City of Austin Smoking Cessation Program
City of Austin (CoA) employees, spouses, and dependents (18 years of age or older) who are currently enrolled in the city’s health plan are eligible for free smoking-cessation resources.
According to CoA benefits manager Karen Haywood and wellness coordinator Michelle Du, employees who want to quit smoking may attend a 1.5-hour class held monthly at rotating city worksites. After the course, attendees are eligible for free tobacco cessation medication (with a prescription) or nicotine replacement therapy (e.g., gum or the patch).
Cessation sessions are conducted by trainers from the Employee Assistance Program (EAP) who discuss psychological, emotional, and behavioral issues that may arise when trying to quit. In addition to the medication and nicotine replacement therapy, employees are offered ongoing EAP assistance to help them succeed long term.
CoA is currently focused on “creating a culture of health,” Du said, which includes smoke-free city vehicles and campuses, as well as partnering with Live Tobacco Free Austin, a public website sponsored by the Austin Travis County Health and Human Services Department.
This comprehensive website goes beyond education on cessation methods—it helps smokers formulate a plan prior to quitting and offers them helpful tips and resources along the way.
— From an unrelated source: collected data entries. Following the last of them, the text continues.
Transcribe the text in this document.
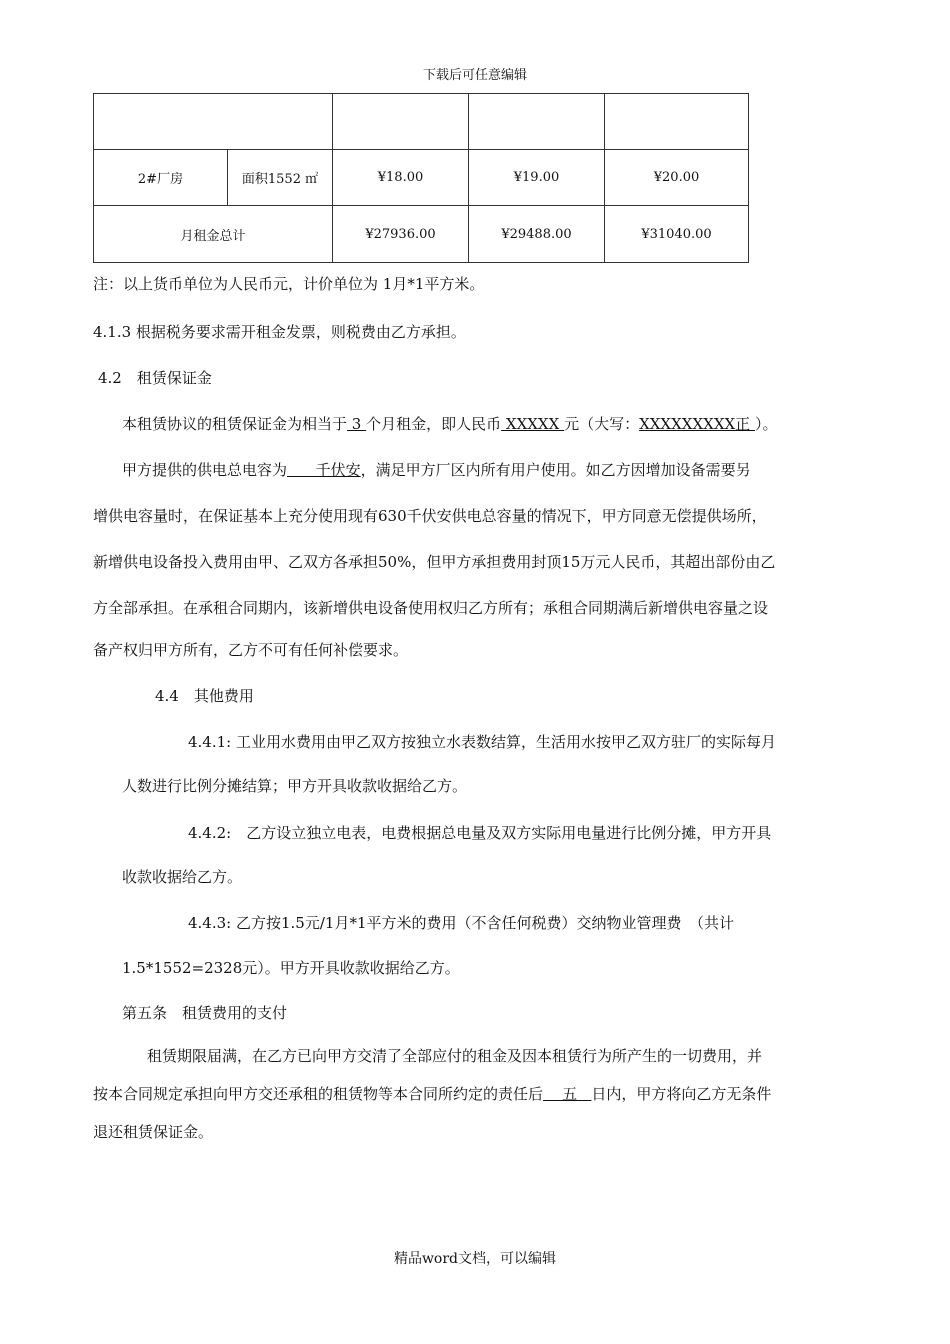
下载后可任意编辑

2#厂房	面积1552 ㎡	¥18.00	¥19.00	¥20.00
月租金总计		¥27936.00	¥29488.00	¥31040.00
注：以上货币单位为人民币元，计价单位为 1月*1平方米。
4.1.3 根据税务要求需开租金发票，则税费由乙方承担。
4.2　租赁保证金
本租赁协议的租赁保证金为相当于 3 个月租金，即人民币 XXXXX 元（大写：XXXXXXXXX正 ）。
甲方提供的供电总电容为      千伏安，满足甲方厂区内所有用户使用。如乙方因增加设备需要另
增供电容量时，在保证基本上充分使用现有630千伏安供电总容量的情况下，甲方同意无偿提供场所，
新增供电设备投入费用由甲、乙双方各承担50%，但甲方承担费用封顶15万元人民币，其超出部份由乙
方全部承担。在承租合同期内，该新增供电设备使用权归乙方所有；承租合同期满后新增供电容量之设
备产权归甲方所有，乙方不可有任何补偿要求。
4.4　其他费用
4.4.1: 工业用水费用由甲乙双方按独立水表数结算，生活用水按甲乙双方驻厂的实际每月
人数进行比例分摊结算；甲方开具收款收据给乙方。
4.4.2:　乙方设立独立电表，电费根据总电量及双方实际用电量进行比例分摊，甲方开具
收款收据给乙方。
4.4.3: 乙方按1.5元/1月*1平方米的费用（不含任何税费）交纳物业管理费　（共计
1.5*1552=2328元）。甲方开具收款收据给乙方。
第五条　租赁费用的支付
租赁期限届满，在乙方已向甲方交清了全部应付的租金及因本租赁行为所产生的一切费用，并
按本合同规定承担向甲方交还承租的租赁物等本合同所约定的责任后    五   日内，甲方将向乙方无条件
退还租赁保证金。
精品word文档，可以编辑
Users can receive advice on how to battle cravings and withdrawal, bounce back from a slip, and cope with depression and stress that can ensue from the effort of trying to quit.
Recognizing that support is vital to sustaining success in the quitting process, smokers can speak to a live person for information and encouragement by calling one of several hotlines. There is also live chat, a smartphone app, and a text message system that provides “24/7 encouragement, advice and tips to help you quit and stay quit.”
Smokefree Women is a subsidiary of smokefree.gov, and offers health-related smoking cessation information specific to women, including topics on pregnancy and motherhood. Women can also access articles about smoking cessation and weight management, and how to deal with stress, moods, and relationships.
As with smokegree.gov, users can chat live with a smoking cessation counselor, download mobile apps, and sign up for text message support.
Yet another subsidiary of smokefree.gov, Smokefree Teen empowers teenagers to take their health into their own hands by making positive choices. Teens can learn about the long-term health implications of smoking and receive tips for handling peer pressure and stress.
Freedom From Smoking
This trademark program from the American Lung Association was ranked “most effective smoking cessation program” by Fordham University School of Business. Utilizing “proven addiction and behavior change models,” Freedom From Smoking includes both individual and group resources, as well as a detailed plan to help smokers quit. There are eight sessions in total, and an online program is also available.
According to the American Lung Association, smokers who use their program are “six times more likely to be smoke free one year later” than those who attempt to quit on their own; furthermore, in combination with smoking cessation medication, 60 percent of smokers report success at the conclusion of the program.
Sponsored by the U.S. Department of Defense, Quit Tobacco offers military servicemen and women resources to formulate a smoking cessation plan (including information about medications and nicotine replacement therapies), receive 24-hour help through live online chats, and connect with military personnel via social media for support.
Resources are also provided for friends and family who want to help their loved one quit, including suggestions for offering support and dealing with mood swings and irritability.